True understanding of everything contained in the sacred writings is to be sought from them, and not elsewhere...we do not study the passages about nature as if Scripture were a philosophical textbook [of nature], but rather as books in which the Holy Spirit desired to teach us something necessary for our salvation...For who would deny that if God, the creator of nature, had desired to describe the nature of things for us by His Word, nothing in the whole world could have remained hidden to us, of which we now would not know exactly, the nature, causes, and powers?--G.J.Rheticus, translated by R. Hooykaas.
Rheticus is Copernicus sole student. I was reminded of his significance by examining a PhD dissertation, "Lutheran Astronomers after the Fall (1540-1590): A reappraisal of the Renaissance dynamic of religion and astronomy," by the Ghent historian of science, Dr. Nienke Roelants (recall here and here). The quoted passage was probably written around 1541 (so before Copernicus death and the publication of On the Revolutions) as part of a short treatise on biblical interpretation in light of the embrace of mobility of the earth. It was only published as an addition to Gorleaus Idea Physicae in Utrecht in 1651.
Now, Rheticus anticipates essential features of Galileo's better known approach in the more polished (and lengthier) The Letter to Christina. (Galileo could not have read Rheticus.) More pertinent for my present purpose, in (a-f) Rheticus also anticipates the fundamental parameters of Spinoza's stance in the Theological-Political Treatise (TTP). (Readers may challenge me on this, of course.) We cannot rule out that Spinoza read the piece by Rheticus, especially because -- as I learned from Helen Hattab -- there are tantalizing connections between Gorleaus' atomistic monism and Spinoza's philosophy.
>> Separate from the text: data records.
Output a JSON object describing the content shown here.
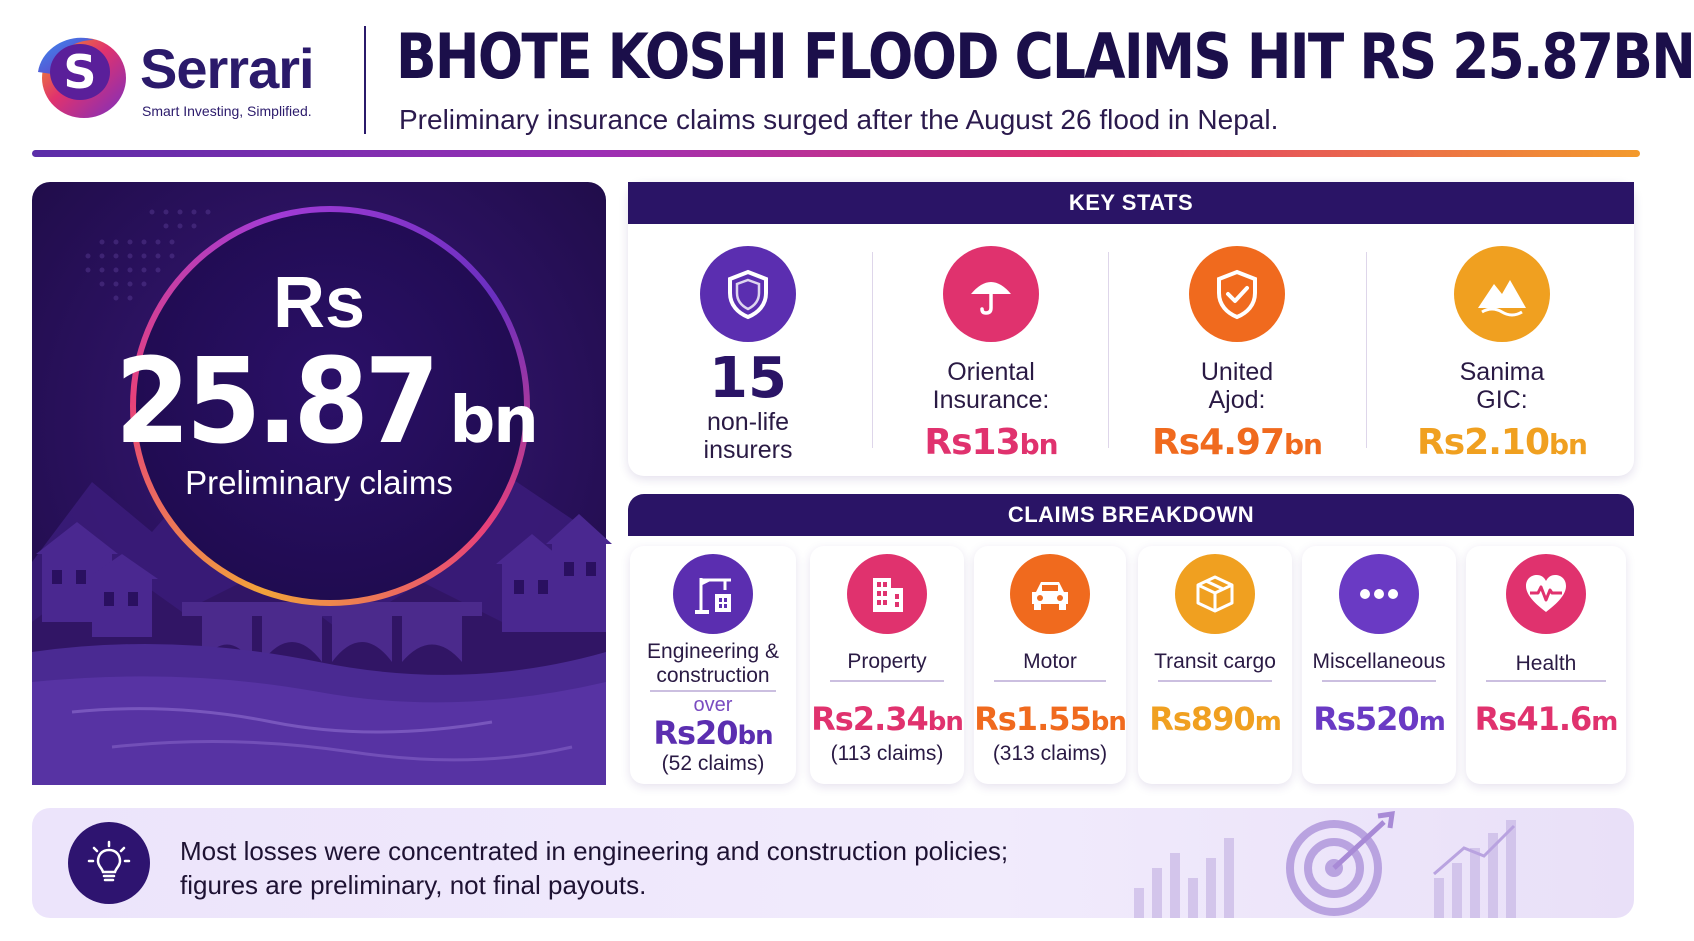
{
  "brand": {
    "name": "Serrari",
    "tagline": "Smart Investing, Simplified.",
    "logo_letter": "S"
  },
  "header": {
    "title": "BHOTE KOSHI FLOOD CLAIMS HIT RS 25.87BN",
    "subtitle": "Preliminary insurance claims surged after the August 26 flood in Nepal."
  },
  "hero": {
    "currency": "Rs",
    "value": "25.87",
    "unit": "bn",
    "label": "Preliminary claims"
  },
  "key_stats": {
    "heading": "KEY STATS",
    "insurers": {
      "count": "15",
      "line1": "non-life",
      "line2": "insurers",
      "icon": "shield-icon",
      "color": "#5b2eb0"
    },
    "items": [
      {
        "line1": "Oriental",
        "line2": "Insurance:",
        "value": "Rs13",
        "unit": "bn",
        "icon": "umbrella-icon",
        "color": "#e0326e"
      },
      {
        "line1": "United",
        "line2": "Ajod:",
        "value": "Rs4.97",
        "unit": "bn",
        "icon": "shield-check-icon",
        "color": "#f06a1e"
      },
      {
        "line1": "Sanima",
        "line2": "GIC:",
        "value": "Rs2.10",
        "unit": "bn",
        "icon": "mountain-icon",
        "color": "#f0a020"
      }
    ]
  },
  "claims_breakdown": {
    "heading": "CLAIMS BREAKDOWN",
    "items": [
      {
        "line1": "Engineering &",
        "line2": "construction",
        "prefix": "over",
        "value": "Rs20",
        "unit": "bn",
        "claims": "(52 claims)",
        "icon": "crane-icon",
        "color": "#5b2eb0"
      },
      {
        "line1": "Property",
        "line2": "",
        "prefix": "",
        "value": "Rs2.34",
        "unit": "bn",
        "claims": "(113 claims)",
        "icon": "building-icon",
        "color": "#e0326e"
      },
      {
        "line1": "Motor",
        "line2": "",
        "prefix": "",
        "value": "Rs1.55",
        "unit": "bn",
        "claims": "(313 claims)",
        "icon": "car-icon",
        "color": "#f06a1e"
      },
      {
        "line1": "Transit cargo",
        "line2": "",
        "prefix": "",
        "value": "Rs890",
        "unit": "m",
        "claims": "",
        "icon": "box-icon",
        "color": "#f0a020"
      },
      {
        "line1": "Miscellaneous",
        "line2": "",
        "prefix": "",
        "value": "Rs520",
        "unit": "m",
        "claims": "",
        "icon": "dots-icon",
        "color": "#6a3ac4"
      },
      {
        "line1": "Health",
        "line2": "",
        "prefix": "",
        "value": "Rs41.6",
        "unit": "m",
        "claims": "",
        "icon": "heart-pulse-icon",
        "color": "#e0326e"
      }
    ]
  },
  "note": {
    "line1": "Most losses were concentrated in engineering and construction policies;",
    "line2": "figures are preliminary, not final payouts.",
    "icon": "lightbulb-icon"
  },
  "colors": {
    "navy": "#2a1466",
    "purple": "#5b2eb0",
    "magenta": "#e0326e",
    "orange": "#f06a1e",
    "amber": "#f0a020"
  }
}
The reason why this is striking is that the status of Copernicanism is marginal to the main arguments of the TTP. In fact, the TTP's official relationship to Copernicanism can be summarized nicely in one paragraph: in the TTP Spinoza argues that in the study of nature, “the definitions of natural things are to be inferred from the different actions of nature” (TTP 7/G 3:99 [I am grateful to E. Curley for his translation--ES]). So, in understanding nature we cannot rely on, say, revelation in interpreting it. But we also cannot rely on reason (or the PSR). In fact, this seeming throw-away line opens the door to, for example the endorsement of Copernicanism on empirical grounds. In the previous chapter of TTP, in his treatment of the miracle of Joshua, Spinoza had already ridiculed the idea “that the sun moves, as they say, with a daily motion and that the earth is at rest” (TTP 6/G 3:92).
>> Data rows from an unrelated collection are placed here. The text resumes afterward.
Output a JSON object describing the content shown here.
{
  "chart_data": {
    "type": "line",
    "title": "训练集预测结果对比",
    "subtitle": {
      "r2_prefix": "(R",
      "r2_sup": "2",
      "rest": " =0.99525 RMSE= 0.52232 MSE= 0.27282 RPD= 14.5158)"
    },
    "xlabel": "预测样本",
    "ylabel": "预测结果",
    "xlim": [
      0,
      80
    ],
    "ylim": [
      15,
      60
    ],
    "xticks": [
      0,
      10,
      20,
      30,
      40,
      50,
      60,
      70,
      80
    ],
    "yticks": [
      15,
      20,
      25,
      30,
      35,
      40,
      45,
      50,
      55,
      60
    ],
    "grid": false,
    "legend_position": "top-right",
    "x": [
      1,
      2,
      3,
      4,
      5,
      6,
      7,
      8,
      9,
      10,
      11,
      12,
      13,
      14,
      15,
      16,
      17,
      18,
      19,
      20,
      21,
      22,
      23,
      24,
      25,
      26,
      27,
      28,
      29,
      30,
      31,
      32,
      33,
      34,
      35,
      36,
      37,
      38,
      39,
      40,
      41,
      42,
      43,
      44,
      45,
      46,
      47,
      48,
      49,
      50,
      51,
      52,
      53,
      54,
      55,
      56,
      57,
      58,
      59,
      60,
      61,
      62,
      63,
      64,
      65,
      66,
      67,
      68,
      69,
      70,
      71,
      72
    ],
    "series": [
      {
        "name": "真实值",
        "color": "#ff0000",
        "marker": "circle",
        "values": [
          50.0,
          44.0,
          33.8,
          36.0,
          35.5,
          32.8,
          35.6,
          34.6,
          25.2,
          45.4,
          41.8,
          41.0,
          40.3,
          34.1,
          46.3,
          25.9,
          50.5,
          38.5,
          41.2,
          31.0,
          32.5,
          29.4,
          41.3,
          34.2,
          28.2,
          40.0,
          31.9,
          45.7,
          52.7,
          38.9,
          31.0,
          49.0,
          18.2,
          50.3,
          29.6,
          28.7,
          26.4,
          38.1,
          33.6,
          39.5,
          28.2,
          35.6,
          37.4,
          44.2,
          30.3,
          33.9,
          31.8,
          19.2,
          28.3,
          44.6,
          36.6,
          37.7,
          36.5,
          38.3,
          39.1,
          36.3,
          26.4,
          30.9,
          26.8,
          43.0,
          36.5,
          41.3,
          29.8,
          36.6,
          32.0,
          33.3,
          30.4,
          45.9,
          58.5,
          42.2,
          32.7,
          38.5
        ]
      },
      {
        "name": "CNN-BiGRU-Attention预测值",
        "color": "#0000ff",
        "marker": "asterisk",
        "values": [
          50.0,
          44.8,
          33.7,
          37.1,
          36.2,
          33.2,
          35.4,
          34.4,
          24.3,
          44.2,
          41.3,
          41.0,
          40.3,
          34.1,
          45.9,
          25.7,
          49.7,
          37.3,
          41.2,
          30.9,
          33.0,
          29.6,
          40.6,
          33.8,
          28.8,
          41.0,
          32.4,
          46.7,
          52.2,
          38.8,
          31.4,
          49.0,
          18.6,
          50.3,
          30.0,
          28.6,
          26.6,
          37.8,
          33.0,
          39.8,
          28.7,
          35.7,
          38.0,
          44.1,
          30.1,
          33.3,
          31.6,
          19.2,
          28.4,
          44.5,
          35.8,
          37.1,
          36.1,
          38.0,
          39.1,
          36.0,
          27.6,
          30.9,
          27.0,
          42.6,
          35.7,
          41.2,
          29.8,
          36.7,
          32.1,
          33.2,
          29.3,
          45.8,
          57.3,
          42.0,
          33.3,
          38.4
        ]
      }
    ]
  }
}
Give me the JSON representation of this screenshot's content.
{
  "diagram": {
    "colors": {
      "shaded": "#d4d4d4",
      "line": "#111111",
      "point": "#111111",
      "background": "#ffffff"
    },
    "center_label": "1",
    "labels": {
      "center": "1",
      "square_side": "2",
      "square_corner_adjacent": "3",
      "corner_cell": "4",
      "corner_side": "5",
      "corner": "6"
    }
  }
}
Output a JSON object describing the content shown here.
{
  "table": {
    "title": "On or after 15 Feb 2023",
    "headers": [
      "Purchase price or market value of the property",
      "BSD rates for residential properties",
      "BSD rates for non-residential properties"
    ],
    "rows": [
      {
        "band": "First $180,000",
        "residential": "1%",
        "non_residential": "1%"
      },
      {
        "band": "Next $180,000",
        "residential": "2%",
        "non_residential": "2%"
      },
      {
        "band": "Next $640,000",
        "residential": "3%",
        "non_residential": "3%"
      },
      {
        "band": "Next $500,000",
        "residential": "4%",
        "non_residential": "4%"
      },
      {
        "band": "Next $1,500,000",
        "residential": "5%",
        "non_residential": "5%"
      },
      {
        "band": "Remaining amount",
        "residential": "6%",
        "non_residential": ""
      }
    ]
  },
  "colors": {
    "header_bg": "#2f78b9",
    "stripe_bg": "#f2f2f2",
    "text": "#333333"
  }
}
Now, until reading Rheticus (and re-reading Galileo), I had not realized that the outlines of a future Spinozism are discernible in texts primarily designed (to speak anachronistically) to accommodate religion and science to each other, while leaving science room for autonomous inquiry. Paradoxically, this points the way to an overdue re-evaluation of Spinoza as a true friend of religion.